Она видела, как мимо витрины магазина взад и вперед спешат люди, кутаясь в пальто и завязавшись шарфами от холодного ветра. Она все ясно видела, потому что ее глаза были абсолютно сухими.

ГЛАВА ШЕСТАЯ

Летти нагнулась и постучала маленького Альберта пальцем по толстым щечкам.

– Это чьи такие щечки? – ворковала она. Девятимесячный человечек, сидящий на коленях у матери, расплылся в улыбке, маленькие кулачки сжимали кусок намазанного маслом хлеба, который он энергично посасывал.

За окном было уже темно, шторы задвинуты. Все сидели в гостиной вокруг камина, ели рождественский пудинг, вылавливали каштаны с решетки камина и жарили булочки, держа их на длинных вилках. Решетка была усеяна скорлупой орехов, мужчины пили пиво, женщины потягивали шерри. Летти оглядела гостей.

Почти год, как умерла мама. В это трудно было поверить, несмотря на то, что лицо отца покрыли морщинки – больше от горя, чем от времени. Винни и Люси по случаю торжества сняли траур и оделись празднично. Винни, держа на руках маленького Альберта, гордо объявила, что они уже ждут второго ребенка. Люси с огромным животом тоже выглядела так горделиво, что Летти стало завидно.

Люси попыталась нагнуться и достать с решетки каштан, но живот помешал ей.

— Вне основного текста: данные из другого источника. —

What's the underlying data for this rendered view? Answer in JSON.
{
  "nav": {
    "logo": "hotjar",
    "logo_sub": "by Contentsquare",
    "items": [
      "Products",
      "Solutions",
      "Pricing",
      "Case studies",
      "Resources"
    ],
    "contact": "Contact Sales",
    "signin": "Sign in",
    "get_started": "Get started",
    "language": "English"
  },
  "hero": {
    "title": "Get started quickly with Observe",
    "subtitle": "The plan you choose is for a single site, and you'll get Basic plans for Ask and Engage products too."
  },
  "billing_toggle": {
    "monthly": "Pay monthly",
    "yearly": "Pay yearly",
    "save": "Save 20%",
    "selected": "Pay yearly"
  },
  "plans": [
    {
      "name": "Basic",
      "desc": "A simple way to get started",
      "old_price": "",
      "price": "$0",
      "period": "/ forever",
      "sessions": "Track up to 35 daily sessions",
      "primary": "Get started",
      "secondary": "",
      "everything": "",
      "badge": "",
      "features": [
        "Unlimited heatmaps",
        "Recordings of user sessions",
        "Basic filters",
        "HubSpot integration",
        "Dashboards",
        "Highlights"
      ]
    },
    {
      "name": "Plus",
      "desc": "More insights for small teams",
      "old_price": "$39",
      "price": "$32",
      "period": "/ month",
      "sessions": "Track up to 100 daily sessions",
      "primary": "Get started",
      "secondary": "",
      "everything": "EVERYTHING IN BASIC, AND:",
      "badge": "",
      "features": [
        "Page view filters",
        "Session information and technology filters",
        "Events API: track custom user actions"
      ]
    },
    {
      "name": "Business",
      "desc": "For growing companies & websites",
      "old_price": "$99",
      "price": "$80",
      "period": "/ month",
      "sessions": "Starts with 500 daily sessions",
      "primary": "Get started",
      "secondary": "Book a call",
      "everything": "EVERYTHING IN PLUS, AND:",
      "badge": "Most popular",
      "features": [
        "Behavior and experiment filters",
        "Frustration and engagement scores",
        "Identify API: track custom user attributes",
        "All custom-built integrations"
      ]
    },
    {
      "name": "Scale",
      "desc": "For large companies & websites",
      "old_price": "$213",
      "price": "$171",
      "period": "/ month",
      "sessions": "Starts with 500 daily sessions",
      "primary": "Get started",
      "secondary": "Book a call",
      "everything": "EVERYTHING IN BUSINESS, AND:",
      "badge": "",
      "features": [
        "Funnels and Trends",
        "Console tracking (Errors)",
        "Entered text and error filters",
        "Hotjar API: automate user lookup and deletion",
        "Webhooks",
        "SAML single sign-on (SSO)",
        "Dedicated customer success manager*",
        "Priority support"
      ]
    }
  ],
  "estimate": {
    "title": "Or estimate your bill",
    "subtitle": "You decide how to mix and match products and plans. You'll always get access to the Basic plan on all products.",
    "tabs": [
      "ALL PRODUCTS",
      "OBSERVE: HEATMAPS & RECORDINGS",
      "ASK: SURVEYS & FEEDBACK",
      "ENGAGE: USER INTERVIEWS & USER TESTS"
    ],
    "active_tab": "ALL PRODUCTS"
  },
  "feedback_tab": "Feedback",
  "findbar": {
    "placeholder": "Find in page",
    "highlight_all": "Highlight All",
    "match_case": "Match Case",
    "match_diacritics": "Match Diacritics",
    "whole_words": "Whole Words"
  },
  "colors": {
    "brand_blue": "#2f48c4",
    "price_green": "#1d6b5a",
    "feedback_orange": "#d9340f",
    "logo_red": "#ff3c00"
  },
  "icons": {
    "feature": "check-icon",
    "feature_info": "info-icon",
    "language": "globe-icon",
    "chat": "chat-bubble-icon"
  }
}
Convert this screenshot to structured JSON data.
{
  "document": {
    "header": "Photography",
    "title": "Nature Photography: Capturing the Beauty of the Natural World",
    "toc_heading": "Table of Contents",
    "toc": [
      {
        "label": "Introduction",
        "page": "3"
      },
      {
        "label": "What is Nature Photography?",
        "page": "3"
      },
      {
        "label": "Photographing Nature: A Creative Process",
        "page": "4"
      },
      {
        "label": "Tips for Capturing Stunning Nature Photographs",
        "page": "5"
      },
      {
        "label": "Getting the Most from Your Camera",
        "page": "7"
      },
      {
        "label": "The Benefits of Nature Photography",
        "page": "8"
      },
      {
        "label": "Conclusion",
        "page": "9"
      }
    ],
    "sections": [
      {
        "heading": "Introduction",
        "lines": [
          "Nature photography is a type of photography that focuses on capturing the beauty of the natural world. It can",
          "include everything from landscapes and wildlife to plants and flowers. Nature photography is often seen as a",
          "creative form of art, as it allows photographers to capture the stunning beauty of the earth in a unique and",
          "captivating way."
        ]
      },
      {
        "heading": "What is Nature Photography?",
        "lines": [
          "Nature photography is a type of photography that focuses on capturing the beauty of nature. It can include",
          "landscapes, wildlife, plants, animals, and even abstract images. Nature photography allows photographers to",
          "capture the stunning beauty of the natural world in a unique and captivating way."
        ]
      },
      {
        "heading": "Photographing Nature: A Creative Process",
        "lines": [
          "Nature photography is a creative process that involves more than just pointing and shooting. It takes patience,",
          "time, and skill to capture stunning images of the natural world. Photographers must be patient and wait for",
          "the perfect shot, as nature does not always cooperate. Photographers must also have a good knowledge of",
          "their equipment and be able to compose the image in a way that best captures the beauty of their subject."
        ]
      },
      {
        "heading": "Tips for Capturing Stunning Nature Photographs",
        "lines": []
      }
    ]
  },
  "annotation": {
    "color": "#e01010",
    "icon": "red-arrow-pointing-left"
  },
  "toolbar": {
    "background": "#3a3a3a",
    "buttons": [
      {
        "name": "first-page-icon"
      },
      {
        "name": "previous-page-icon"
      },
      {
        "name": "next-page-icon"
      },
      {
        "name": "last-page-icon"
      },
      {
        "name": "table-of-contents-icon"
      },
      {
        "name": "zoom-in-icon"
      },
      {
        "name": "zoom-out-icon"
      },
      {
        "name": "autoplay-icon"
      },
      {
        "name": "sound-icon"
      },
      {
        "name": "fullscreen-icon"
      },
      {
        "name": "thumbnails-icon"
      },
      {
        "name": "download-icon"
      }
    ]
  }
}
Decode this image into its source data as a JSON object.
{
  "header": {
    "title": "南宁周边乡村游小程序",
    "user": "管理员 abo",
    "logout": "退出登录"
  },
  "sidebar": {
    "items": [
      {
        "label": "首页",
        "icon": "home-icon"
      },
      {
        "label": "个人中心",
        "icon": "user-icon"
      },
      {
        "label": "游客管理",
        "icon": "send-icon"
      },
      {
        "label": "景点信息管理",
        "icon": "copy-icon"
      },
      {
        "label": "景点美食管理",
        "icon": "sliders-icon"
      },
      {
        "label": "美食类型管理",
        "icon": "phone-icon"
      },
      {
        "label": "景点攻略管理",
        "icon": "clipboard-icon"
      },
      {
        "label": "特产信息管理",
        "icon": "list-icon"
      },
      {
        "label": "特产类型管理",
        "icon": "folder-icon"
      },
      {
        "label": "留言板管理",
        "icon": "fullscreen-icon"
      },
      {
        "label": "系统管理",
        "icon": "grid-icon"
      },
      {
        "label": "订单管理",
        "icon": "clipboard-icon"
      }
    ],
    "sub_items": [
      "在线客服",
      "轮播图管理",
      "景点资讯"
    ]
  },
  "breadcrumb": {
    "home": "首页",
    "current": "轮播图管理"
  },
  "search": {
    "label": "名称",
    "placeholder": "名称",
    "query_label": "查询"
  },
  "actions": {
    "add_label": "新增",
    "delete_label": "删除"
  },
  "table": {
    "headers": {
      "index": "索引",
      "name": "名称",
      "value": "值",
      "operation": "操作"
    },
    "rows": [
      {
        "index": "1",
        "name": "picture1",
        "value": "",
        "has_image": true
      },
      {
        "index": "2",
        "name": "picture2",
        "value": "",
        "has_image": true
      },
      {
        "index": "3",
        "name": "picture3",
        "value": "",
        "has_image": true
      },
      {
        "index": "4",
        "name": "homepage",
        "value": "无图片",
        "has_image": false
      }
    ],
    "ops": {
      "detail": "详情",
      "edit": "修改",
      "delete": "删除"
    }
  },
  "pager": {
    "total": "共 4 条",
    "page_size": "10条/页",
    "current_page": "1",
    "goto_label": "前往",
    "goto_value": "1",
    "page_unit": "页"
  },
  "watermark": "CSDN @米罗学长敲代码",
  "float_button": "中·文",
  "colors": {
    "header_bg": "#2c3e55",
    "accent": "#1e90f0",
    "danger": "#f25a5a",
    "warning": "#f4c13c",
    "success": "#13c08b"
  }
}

– Джек, милый, достань и мне один.

Джек услужливо перекидывал обуглившуюся черняшку из руки в руку и, когда она достаточно остыла, передал жене. Люси сняла шелуху и, откусывая сладкую мучнистую мякоть, посмотрела на Летти.

– А когда вы с Дэвидом объявите о помолвке? Она удивилась, когда Летти поджала губы и ничего не ответила.

– Господи, вы уже довольно долго знакомы. Восемнадцать месяцев, да? Со дня свадьбы Винни.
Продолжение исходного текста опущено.